The PM said he has not spoken with US President Joe Biden since the Taliban takeover, despite Pakistan being a major non-NATO ally.
"I would imagine he's very busy, but our relationship with the US is not just dependent on a phone call, it needs to be a multidimensional relationship," said Khan.
"We (Pakistan) were like a hired gun," Khan said. "We were supposed to make them (the US) win the war in Afghanistan, which we never could."
Khan said he repeatedly warned US officials that America could not achieve its objectives militarily, and would "be stuck there." He said the US should have attempted a political settlement with the Taliban from a "position of strength," at the height of its presence in Afghanistan, not as it was withdrawing.
According to Khan, thousands of Pakistanis lost their lives in terrorist attacks by militant groups owing to his country's support for the US. "Just because we sided with the US, we became an ally of the US after 9/11 and the war in Afghanistan. The suffering this country went through with at one point there were 50 militant groups attacking our government... on top of it, they must also know there were 480 drone attacks by the US in Pakistan," he added.
"Only time a country has been attacked by its ally," he said of the US strikes.
The US has repeatedly accused Pakistan of harbouring terrorists and given them safe haven, a claim Khan denies.
"What are these safe havens?" Khan asked. "The area of Pakistan along the border of Afghanistan had the heaviest surveillance by the United States drones ... surely they would have known if there were any safe havens?"

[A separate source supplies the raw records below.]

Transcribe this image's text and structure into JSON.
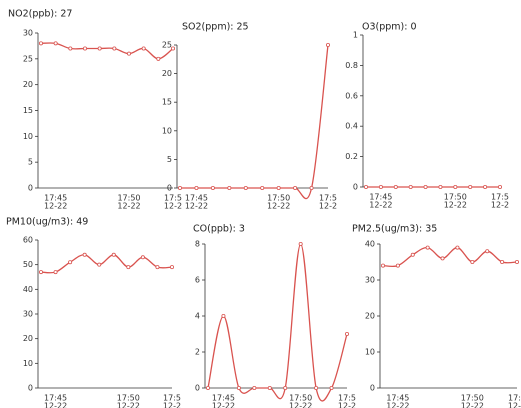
{
  "chart_data": [
    {
      "type": "line",
      "title": "NO2(ppb):  27",
      "categories": [
        null,
        "17:45",
        null,
        null,
        null,
        null,
        "17:50",
        null,
        null,
        "17:5"
      ],
      "dates": [
        null,
        "12-22",
        null,
        null,
        null,
        null,
        "12-22",
        null,
        null,
        "12-2"
      ],
      "values": [
        28,
        28,
        27,
        27,
        27,
        27,
        26,
        27,
        25,
        27
      ],
      "color": "#d9534f",
      "ylim": [
        0,
        30
      ],
      "yticks": [
        0,
        5,
        10,
        15,
        20,
        25,
        30
      ]
    },
    {
      "type": "line",
      "title": "SO2(ppm):  25",
      "categories": [
        null,
        "17:45",
        null,
        null,
        null,
        null,
        "17:50",
        null,
        null,
        "17:5"
      ],
      "dates": [
        null,
        "12-22",
        null,
        null,
        null,
        null,
        "12-22",
        null,
        null,
        "12-2"
      ],
      "values": [
        0,
        0,
        0,
        0,
        0,
        0,
        0,
        0,
        0,
        25
      ],
      "color": "#d9534f",
      "ylim": [
        0,
        25
      ],
      "yticks": [
        0,
        5,
        10,
        15,
        20,
        25
      ]
    },
    {
      "type": "line",
      "title": "O3(ppm):  0",
      "categories": [
        null,
        "17:45",
        null,
        null,
        null,
        null,
        "17:50",
        null,
        null,
        "17:5"
      ],
      "dates": [
        null,
        "12-22",
        null,
        null,
        null,
        null,
        "12-22",
        null,
        null,
        "12-2"
      ],
      "values": [
        0,
        0,
        0,
        0,
        0,
        0,
        0,
        0,
        0,
        0
      ],
      "color": "#d9534f",
      "ylim": [
        0,
        1
      ],
      "yticks": [
        0,
        0.2,
        0.4,
        0.6,
        0.8,
        1
      ]
    },
    {
      "type": "line",
      "title": "PM10(ug/m3):  49",
      "categories": [
        null,
        "17:45",
        null,
        null,
        null,
        null,
        "17:50",
        null,
        null,
        "17:5"
      ],
      "dates": [
        null,
        "12-22",
        null,
        null,
        null,
        null,
        "12-22",
        null,
        null,
        "12-2"
      ],
      "values": [
        47,
        47,
        51,
        54,
        50,
        54,
        49,
        53,
        49,
        49
      ],
      "color": "#d9534f",
      "ylim": [
        0,
        60
      ],
      "yticks": [
        0,
        10,
        20,
        30,
        40,
        50,
        60
      ]
    },
    {
      "type": "line",
      "title": "CO(ppb):  3",
      "categories": [
        null,
        "17:45",
        null,
        null,
        null,
        null,
        "17:50",
        null,
        null,
        "17:5"
      ],
      "dates": [
        null,
        "12-22",
        null,
        null,
        null,
        null,
        "12-22",
        null,
        null,
        "12-2"
      ],
      "values": [
        0,
        4,
        0,
        0,
        0,
        0,
        8,
        0,
        0,
        3
      ],
      "color": "#d9534f",
      "ylim": [
        0,
        8
      ],
      "yticks": [
        0,
        2,
        4,
        6,
        8
      ]
    },
    {
      "type": "line",
      "title": "PM2.5(ug/m3):  35",
      "categories": [
        null,
        "17:45",
        null,
        null,
        null,
        null,
        "17:50",
        null,
        null,
        "17:5"
      ],
      "dates": [
        null,
        "12-22",
        null,
        null,
        null,
        null,
        "12-22",
        null,
        null,
        "12-2"
      ],
      "values": [
        34,
        34,
        37,
        39,
        36,
        39,
        35,
        38,
        35,
        35
      ],
      "color": "#d9534f",
      "ylim": [
        0,
        40
      ],
      "yticks": [
        0,
        10,
        20,
        30,
        40
      ]
    }
  ]
}
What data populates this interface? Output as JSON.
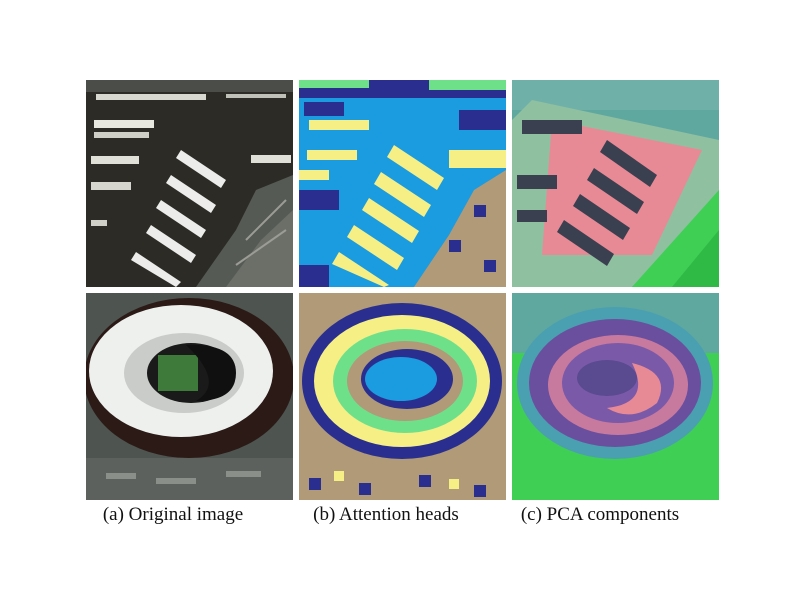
{
  "figure": {
    "captions": {
      "col_a": "(a) Original image",
      "col_b": "(b) Attention heads",
      "col_c": "(c) PCA components"
    },
    "rows": [
      {
        "content": "marina with docked boats",
        "panels": [
          "original-image",
          "attention-heads",
          "pca-components"
        ]
      },
      {
        "content": "oval stadium",
        "panels": [
          "original-image",
          "attention-heads",
          "pca-components"
        ]
      }
    ],
    "colors": {
      "water_dark": "#2c2b26",
      "attention_blue": "#1b9be0",
      "attention_navy": "#2a2f8f",
      "attention_green": "#6fe08a",
      "attention_yellow": "#f6ef86",
      "attention_tan": "#b09a78",
      "pca_pink": "#e88a95",
      "pca_teal": "#5fa8a0",
      "pca_green": "#3fcf55",
      "pca_purple": "#6a4f9e"
    }
  }
}
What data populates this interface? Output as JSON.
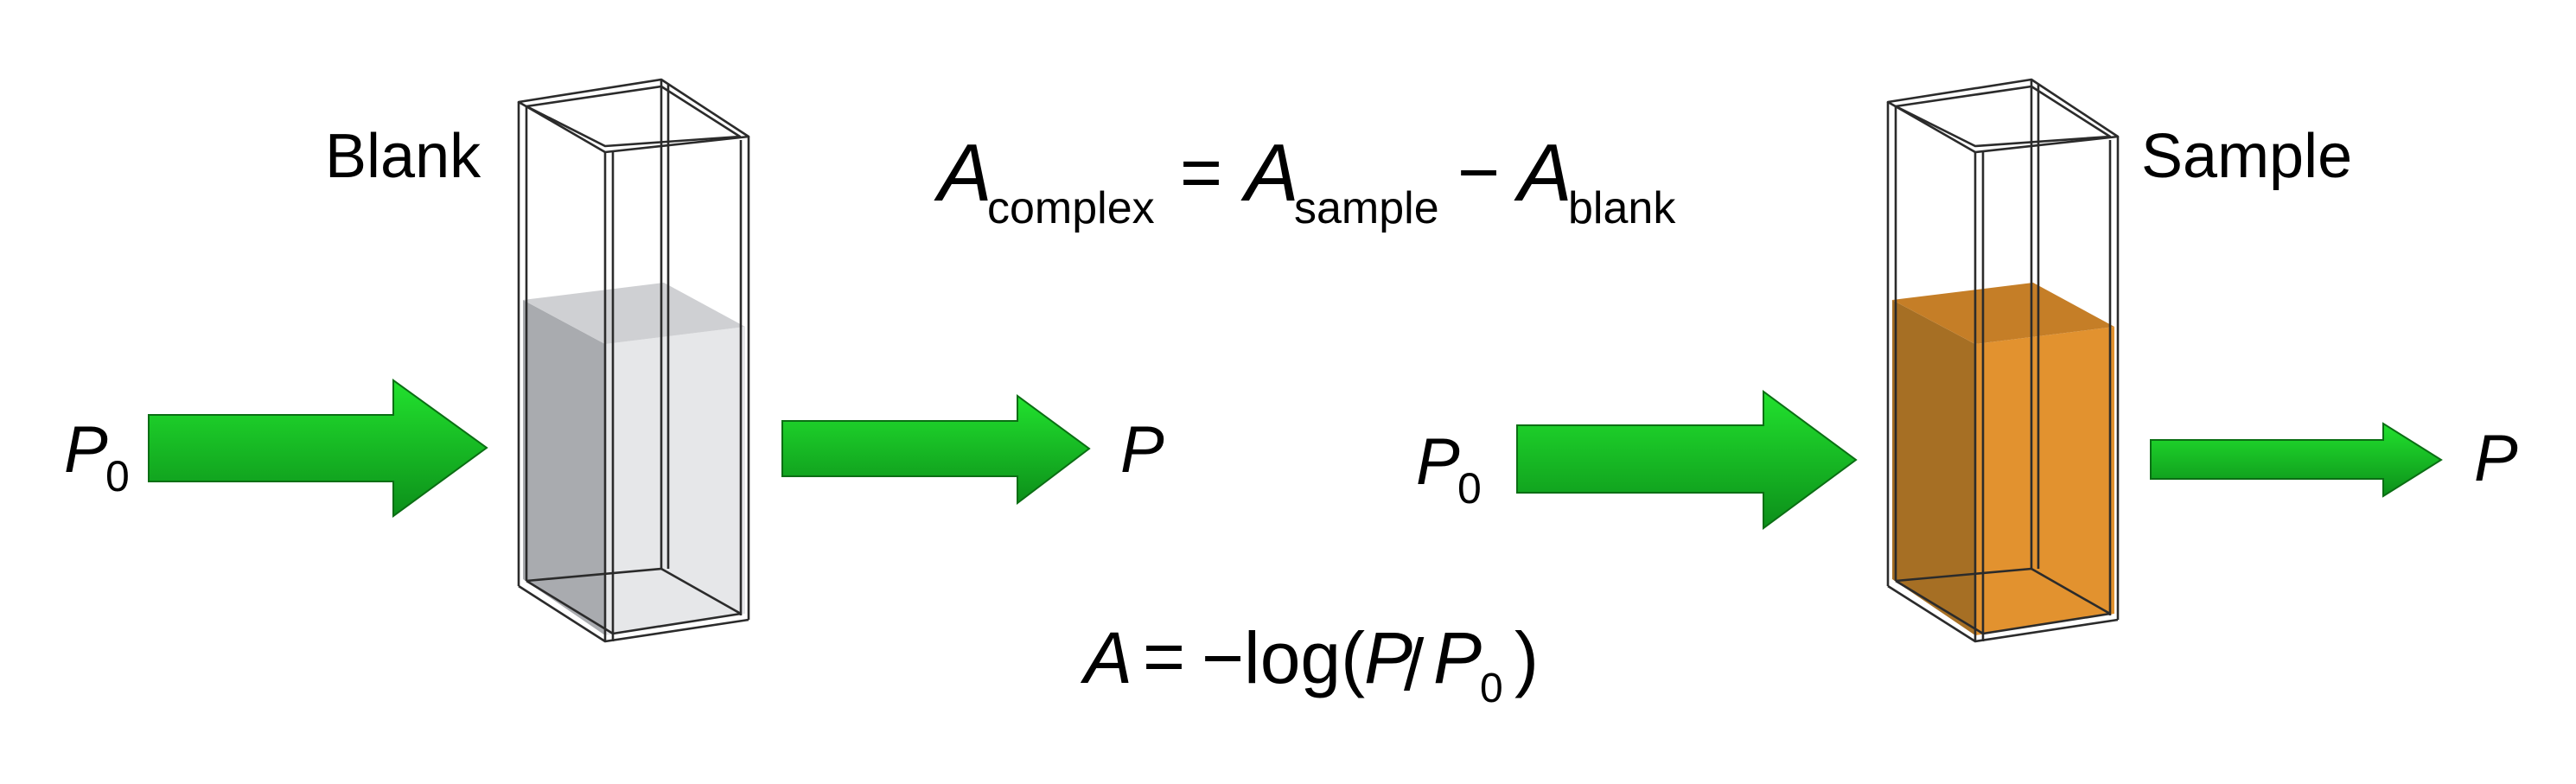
{
  "labels": {
    "blank": "Blank",
    "sample": "Sample"
  },
  "symbols": {
    "p_letter": "P",
    "p0_subscript": "0",
    "a_letter": "A"
  },
  "equation_top": {
    "subscript_complex": "complex",
    "equals": "=",
    "subscript_sample": "sample",
    "minus": "−",
    "subscript_blank": "blank"
  },
  "equation_bottom": {
    "equals": "=",
    "prefix": "−log(",
    "slash": "/",
    "close": ")"
  },
  "colors": {
    "arrow_light": "#22e22e",
    "arrow_dark": "#0c8f1a",
    "blank_liquid_front": "#e6e7e9",
    "blank_liquid_side": "#a9abaf",
    "blank_liquid_top": "#cfd0d3",
    "sample_liquid_front": "#e2922f",
    "sample_liquid_side": "#a66f24",
    "sample_liquid_top": "#c57e27"
  }
}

By not standing up to the US, previous Pakistani heads of state opened themselves up to accusations of collaboration, Khan said.
"The question is, was Pakistan in a position to take military action against the Afghan Taliban when it was already being attacked from inside, from the Pakistani Taliban who were attacking the state of Pakistan?" he said.
Khan said he "cannot destroy my country to do a fight someone else's war."
"The Afghan Taliban weren't attacking us. I wish if I was in government. I would have told the US that we are not going to take them on militarily because first, we have to serve the people. My responsibility would have been to the people of my country," Khan said.